National Writer: Charles Boehm

Assessing where FC Cincinnati stand as GM Gerard Nijkamp departs

Though things are shifting a bit lately, MLS is traditionally known as a place of measured executive decision-making. In a parity-prone environment in which the margins between playoffs and rebuilds, success and failure, can be slim, coaches and directors are more likely than not to be given time to execute their plans.

Risk aversion has its benefits. But that tendency towards conservatism can be infuriating to supporters who have lost patience with their team’s current leadership or see a season slipping away. When they look closely at a team (or the technical staff that operates it) and see something broken, they want swift action to fix it.

In that light – and on top of the club’s downright decadent spending on the transfer market – FC Cincinnati have made plenty of those bold moves that fed-up fans clamor for. Ownership certainly hasn't been afraid to spend, especially in the buildup to the 2021 season.

But the Orange & Blue served up another head-turner out of the blue on Friday as they suddenly parted ways with general manager Gerard Nijkamp with little warning or fanfare, issuing a 255-word press release and holding the briefest of press conferences, club president Jeff Berding fielding just two questions in all.

This is only Cincy’s sixth season of existence across the USL Championship and MLS, and they’re already on their fifth head coach in Jaap Stam. Though their titles have varied, Nijkamp was preceded in chief soccer officer-type roles by Luke Sassano and Berding himself. The club’s 7-20-10 regular-season record on the Dutchman’s watch is not entirely his doing, but after averaging a hair above 0.70 points per game in their first two MLS seasons, this year's only modest uptick to 0.94 ppg (FCC currently sit 10th in the East, nine points back of the playoff line) did not provide sufficient evidence of a dramatic upturn in trajectory.

While FC Cincinnati have, alas, been woeful underachievers since reaching the top flight, they can’t be accused of inertia. And yet, you won’t find too many fanbases eager to trade places with FCC’s.

As much money as they’ve splashed, as much turnover as they’ve overseen, as incredibly quickly as they moved to establish their brand and make gorgeous TQL Stadium a reality, as demanding as they’ve been – “ambitious” is a popular word among the Cincy brass – it’s all fizzled in competitive terms on the pitch. And now they’re staring at another wave of change.

“Our club pillars since day one are to give back to our community, to be family-friendly and to win, and we've been delivering on two of these three pillars,” said Berding on Friday. “We are not yet delivering on the third pillar – winning. This demands our consistent focus, commitment and investment.”

Unfortunately for Berding & Co., FCC have now reached a point in their history where two out of three is no longer tenable. Cincy haven’t really climbed out of the hole they dug themselves back in their 2019 expansion campaign. They haven’t changed the perception in MLS circles that they’re a soft touch. They haven’t even treated the home faithful to a victory in their first six matches at that pretty new house yet. And hungry fans, to paraphrase a famous singer, are angry fans.

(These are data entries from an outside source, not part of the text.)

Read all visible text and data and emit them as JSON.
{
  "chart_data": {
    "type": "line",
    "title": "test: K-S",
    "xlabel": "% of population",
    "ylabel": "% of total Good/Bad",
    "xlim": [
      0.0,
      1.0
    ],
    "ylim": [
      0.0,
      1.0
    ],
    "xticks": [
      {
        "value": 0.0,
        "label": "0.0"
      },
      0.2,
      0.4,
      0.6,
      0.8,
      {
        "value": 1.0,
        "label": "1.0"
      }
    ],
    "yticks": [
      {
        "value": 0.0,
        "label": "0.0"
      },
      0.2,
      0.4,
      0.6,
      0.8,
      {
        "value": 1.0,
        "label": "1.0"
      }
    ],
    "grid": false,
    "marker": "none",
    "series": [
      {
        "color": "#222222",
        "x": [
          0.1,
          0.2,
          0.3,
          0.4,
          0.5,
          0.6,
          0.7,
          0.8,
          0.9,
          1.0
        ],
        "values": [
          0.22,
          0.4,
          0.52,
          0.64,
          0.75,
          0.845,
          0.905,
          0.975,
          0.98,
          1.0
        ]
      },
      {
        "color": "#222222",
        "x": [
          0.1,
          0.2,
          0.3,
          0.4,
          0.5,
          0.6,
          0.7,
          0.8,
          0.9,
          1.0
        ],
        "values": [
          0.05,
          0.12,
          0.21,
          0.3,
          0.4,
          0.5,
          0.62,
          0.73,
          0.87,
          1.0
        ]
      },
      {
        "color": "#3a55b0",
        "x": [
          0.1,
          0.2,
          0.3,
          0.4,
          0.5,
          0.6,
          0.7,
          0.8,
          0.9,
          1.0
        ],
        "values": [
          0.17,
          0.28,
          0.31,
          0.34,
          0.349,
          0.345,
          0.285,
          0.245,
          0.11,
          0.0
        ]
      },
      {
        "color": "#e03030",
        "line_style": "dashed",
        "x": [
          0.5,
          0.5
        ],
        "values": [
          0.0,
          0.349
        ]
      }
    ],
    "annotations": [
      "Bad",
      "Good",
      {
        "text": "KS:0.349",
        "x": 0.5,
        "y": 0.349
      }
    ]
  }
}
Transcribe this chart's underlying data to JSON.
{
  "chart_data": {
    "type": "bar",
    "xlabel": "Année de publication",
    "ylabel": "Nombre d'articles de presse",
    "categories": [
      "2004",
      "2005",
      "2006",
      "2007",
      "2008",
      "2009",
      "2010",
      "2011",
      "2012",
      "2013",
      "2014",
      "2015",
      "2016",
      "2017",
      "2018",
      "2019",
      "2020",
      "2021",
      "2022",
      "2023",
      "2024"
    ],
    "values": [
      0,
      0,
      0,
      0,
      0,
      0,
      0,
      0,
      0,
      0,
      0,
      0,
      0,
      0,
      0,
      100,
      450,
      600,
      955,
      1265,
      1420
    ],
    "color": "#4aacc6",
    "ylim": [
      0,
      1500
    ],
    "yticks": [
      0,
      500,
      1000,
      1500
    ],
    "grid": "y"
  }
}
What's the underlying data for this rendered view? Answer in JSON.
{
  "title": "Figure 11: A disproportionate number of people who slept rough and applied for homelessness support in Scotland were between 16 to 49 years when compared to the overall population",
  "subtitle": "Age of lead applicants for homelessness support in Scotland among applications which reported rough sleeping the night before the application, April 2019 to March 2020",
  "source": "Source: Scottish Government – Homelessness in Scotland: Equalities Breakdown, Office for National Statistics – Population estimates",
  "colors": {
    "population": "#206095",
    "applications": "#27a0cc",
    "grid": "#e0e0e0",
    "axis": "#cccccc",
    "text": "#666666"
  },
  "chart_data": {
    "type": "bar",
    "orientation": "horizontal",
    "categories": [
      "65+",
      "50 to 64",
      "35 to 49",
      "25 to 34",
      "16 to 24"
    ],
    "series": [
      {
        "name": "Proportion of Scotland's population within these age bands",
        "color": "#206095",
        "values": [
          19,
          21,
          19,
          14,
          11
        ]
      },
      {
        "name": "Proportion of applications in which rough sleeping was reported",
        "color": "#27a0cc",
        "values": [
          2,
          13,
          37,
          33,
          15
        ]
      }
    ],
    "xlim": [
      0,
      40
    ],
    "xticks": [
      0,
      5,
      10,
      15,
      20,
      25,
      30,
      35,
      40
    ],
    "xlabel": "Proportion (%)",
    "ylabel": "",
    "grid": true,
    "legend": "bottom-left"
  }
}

There are rumors of discord between key decision-makers in the run-up to Nijkamp’s departure, which draws unpleasant parallels to the power struggle widely reported to have gone down between John Harkes and Berding early in their USL days. Stam has signaled a desire for squad reinforcements practically since he arrived, and while Nijkamp made upwards of a dozen new acquisitions this year alone, getting just two signings over the line in the just-completed Secondary Transfer Window may have constituted a breaking point.

This only serves to crank up the microscopes on both Berding and Stam, however. At some point, the reality of MLS is that any coach, even one with as glittering a resume as Stam’s, must coax improvement out of his existing assets instead of lamenting their shortcomings and wishing for replacements. And as previously noted, Berding’s sterling work on the business side of things has run up against the need for a compelling product on the field in order to maintain forward progress.

The eye-watering fee paid for Brazilian forward Brenner casts that move in an unflattering light, yet I found lots to like about the transfer deals for attacking midfielder Luciano Acosta and winger Isaac Atanga. Geoff Cameron has done a job on the backline, and next to him, Gustavo Vallecilla looks promising for the long term. Ben Mines and Florian Valot are high-upside flyers worth taking. The design and launch of their promising youth academy, which has a residential component that allows them to recruit nationally, may yet provide a positive legacy for Nijkamp.

But who knows if all of it will be given sufficient time to come good? Change has been a constant at FCC and Nijkamp’s successor – they're “immediately” starting a search – may roll in with their own plan and reboot all over again. Some sensible of stability would go a long way down in the Ohio River Valley. Those legions of expectant fans need something to build some hope around, and right now the squad Nijkamp assembled is probably the only place they'll get it from.